Saint John Globe - 1883-12-06

Year
1883
Month
12
Day
6
Article Title
A Loyalist’s Descendant on the Loyalist
(C. E. Knapp’s New York Letter in the Moncton Transcript)
Author
<Anonymous>
Page Number
n/a
Article Type
Language
Article Contents
Well, the Centennial that opens here to-day is the last of those connected with the American revolution, of which there have been so many on each side of the lines. We had ours in New Brunswick, one in May and the other in October, and the later, I presume, will be our last. There was nothing that I know of in the expatriations of our ancestors, refugees or loyalists, worthy of a place in future history. I am the grandson of a loyalist who enlisted in the King’s army at the first call, who faced the music and only laid down his arms after the last shot was fired. He came to New Brunswick and had the moral courage to do two things, refuse to accept any recompense for the property he lost in this State of New York, and tell his descendants that his fellow loyalists and himself took the side of the King because they believed the fanatic rebels would be conquered in a few months if not in a few weeks, and that the loyalists would reap rich rewards when the rebellion was stamped out.
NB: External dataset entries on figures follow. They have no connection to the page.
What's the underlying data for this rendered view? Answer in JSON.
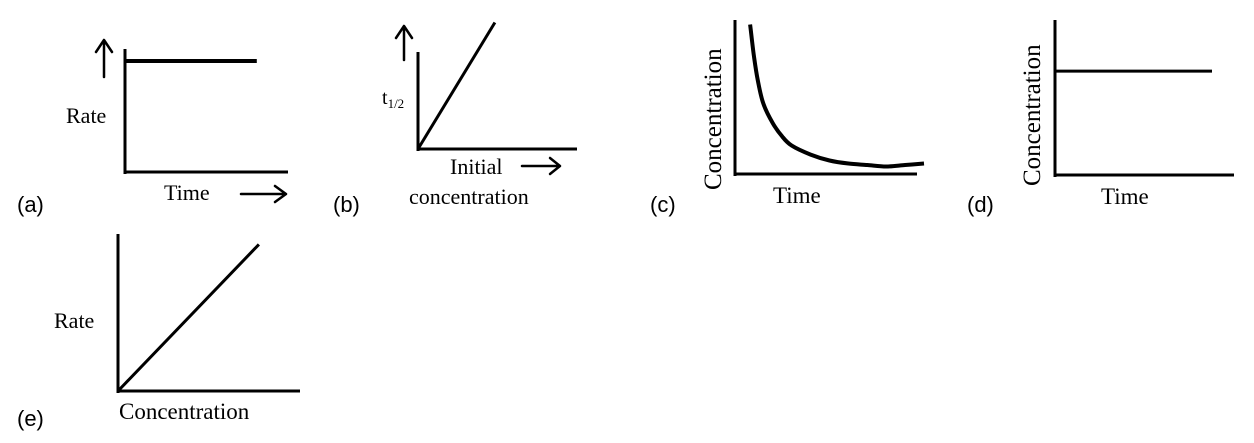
{
  "chart_data": [
    {
      "type": "line",
      "panel_label": "(a)",
      "xlabel": "Time",
      "ylabel": "Rate",
      "x": [
        0,
        1
      ],
      "series": [
        {
          "values": [
            0.73,
            0.73
          ]
        }
      ],
      "xlim": [
        0,
        1.1
      ],
      "ylim": [
        0,
        1
      ]
    },
    {
      "type": "line",
      "panel_label": "(b)",
      "xlabel_line1": "Initial",
      "xlabel_line2": "concentration",
      "ylabel": "t",
      "ylabel_sub": "1/2",
      "x": [
        0,
        1
      ],
      "series": [
        {
          "values": [
            0,
            1
          ]
        }
      ],
      "xlim": [
        0,
        1.3
      ],
      "ylim": [
        0,
        1.02
      ]
    },
    {
      "type": "line",
      "panel_label": "(c)",
      "xlabel": "Time",
      "ylabel": "Concentration",
      "x": [
        0.08,
        0.1,
        0.12,
        0.15,
        0.2,
        0.25,
        0.3,
        0.4,
        0.5,
        0.6,
        0.7,
        0.8,
        0.9,
        1.0
      ],
      "series": [
        {
          "values": [
            1.0,
            0.79,
            0.63,
            0.47,
            0.34,
            0.25,
            0.19,
            0.13,
            0.09,
            0.07,
            0.06,
            0.05,
            0.06,
            0.07
          ]
        }
      ],
      "xlim": [
        0,
        1
      ],
      "ylim": [
        0,
        1.03
      ]
    },
    {
      "type": "line",
      "panel_label": "(d)",
      "xlabel": "Time",
      "ylabel": "Concentration",
      "x": [
        0,
        1
      ],
      "series": [
        {
          "values": [
            0.67,
            0.67
          ]
        }
      ],
      "xlim": [
        0,
        1
      ],
      "ylim": [
        0,
        1
      ]
    },
    {
      "type": "line",
      "panel_label": "(e)",
      "xlabel": "Concentration",
      "ylabel": "Rate",
      "x": [
        0,
        1
      ],
      "series": [
        {
          "values": [
            0,
            1
          ]
        }
      ],
      "xlim": [
        0,
        1.1
      ],
      "ylim": [
        0,
        1.03
      ]
    }
  ]
}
It sounds nice, I know, in holiday speeches to compare the refugees who run away without fighting and the loyalists who left because their incensed countrymen would not allow them to stay to the Trojans, Pilgrims and Puritans, but time will wear off he pinchbeck of the history made by such speeches, and it will be admitted that the refugees were cowards, whose descendants now refuse to own them, and the loyalists were brave men, who fought with place, power and wealth, and life the dog in the fable, lost the substance deceived by the shadow. “I speak no treason and I wear no mask.” Our loyalist ancestry were neither gods nor demigods, but men “of life passions with ourselves,” only that and nothing more.